There is no mandatory equipment level for a GP: hence, some practices are superbly geared up to conduct tests, do minor surgery and even offer a range of specialities; others have equipment levels that have changed little since the 1950s.
A few weeks ago, I was at the Irish Medical Organisation (IMO) Annual Conference where there were two interesting examples of denial: one from a junior minister, who, to the great amusement of many, announced that there was no crisis, and the other from the GPs, who insisted that they offered the optimum level of service. That's when up to 50 per cent of those taken ill headed for A&E and avoided them. And remember: a third of all A&E patients could be treated by those GPs.

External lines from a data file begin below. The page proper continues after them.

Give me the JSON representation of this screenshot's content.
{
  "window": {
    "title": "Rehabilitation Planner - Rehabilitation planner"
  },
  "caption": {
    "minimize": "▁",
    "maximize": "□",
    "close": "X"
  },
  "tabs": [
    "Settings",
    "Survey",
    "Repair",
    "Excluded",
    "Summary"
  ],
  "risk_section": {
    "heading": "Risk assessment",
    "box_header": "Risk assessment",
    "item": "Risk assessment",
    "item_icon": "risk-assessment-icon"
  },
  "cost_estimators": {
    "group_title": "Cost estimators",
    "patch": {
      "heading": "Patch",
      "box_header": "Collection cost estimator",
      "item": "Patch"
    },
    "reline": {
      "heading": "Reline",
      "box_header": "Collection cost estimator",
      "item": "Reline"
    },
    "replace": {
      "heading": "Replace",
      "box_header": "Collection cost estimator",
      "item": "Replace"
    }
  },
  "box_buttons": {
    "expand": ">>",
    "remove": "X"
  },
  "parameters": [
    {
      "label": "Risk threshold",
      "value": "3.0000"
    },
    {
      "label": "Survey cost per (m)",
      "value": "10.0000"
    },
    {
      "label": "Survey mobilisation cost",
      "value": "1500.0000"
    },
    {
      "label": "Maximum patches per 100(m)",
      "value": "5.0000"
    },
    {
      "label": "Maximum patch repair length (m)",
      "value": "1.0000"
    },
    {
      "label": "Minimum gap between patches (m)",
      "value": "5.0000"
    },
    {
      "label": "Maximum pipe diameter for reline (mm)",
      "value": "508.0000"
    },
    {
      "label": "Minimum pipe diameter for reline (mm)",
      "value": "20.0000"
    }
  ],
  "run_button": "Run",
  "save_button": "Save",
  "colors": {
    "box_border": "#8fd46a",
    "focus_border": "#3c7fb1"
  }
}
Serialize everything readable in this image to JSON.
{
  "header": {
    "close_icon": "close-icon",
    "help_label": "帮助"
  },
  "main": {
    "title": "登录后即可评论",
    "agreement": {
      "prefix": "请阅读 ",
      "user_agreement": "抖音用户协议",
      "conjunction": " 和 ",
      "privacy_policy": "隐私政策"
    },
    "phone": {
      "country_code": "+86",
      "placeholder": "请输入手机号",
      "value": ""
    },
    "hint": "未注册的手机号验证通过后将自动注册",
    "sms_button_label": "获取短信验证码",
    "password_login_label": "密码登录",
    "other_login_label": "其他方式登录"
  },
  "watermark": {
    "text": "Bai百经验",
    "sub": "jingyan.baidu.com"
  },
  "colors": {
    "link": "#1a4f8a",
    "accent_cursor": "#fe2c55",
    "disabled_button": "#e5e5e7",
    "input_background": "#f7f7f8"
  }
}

It was clear that some big practices in Cork were doing well with GP cover till 7pm and co-op cover after that, but nationwide, the GP service is uneven and placing an unfair burden on A&E.
Money plays a part. Why pay a GP to refer you to an A&E when you can cut out the middle man and go directly to hospital - pay only once. It might be worth considering deducting the GP fee, if paid, from the A&E charge, if levied, and allowing a practice to advertise its range of services and level of cover. Shock, horror!
Actually stick a notice in the local paper and give GPs offering a good level of service equipment grants. Make it legal for GPs to have their own X-ray equipment - if the dentists can, why not the GPs? Take the handcuffs off the doctors and help them take one-third of patients out of the A&E units, and if they make more money by providing a better service, they will deserve it.
Oh, by the way, at that IMO conference, I heard the very persuasive Professor John Higgins, from Cork University Hospital, make the case for doctors to manage A&E and other services. Well, Prime Time pointed out that the most efficient of A&E units in the State is probably in Kilkenny, and it's run by a doctor. Not a computer expert or an accountant or a personnel officer: a doctor. Now there's a thing!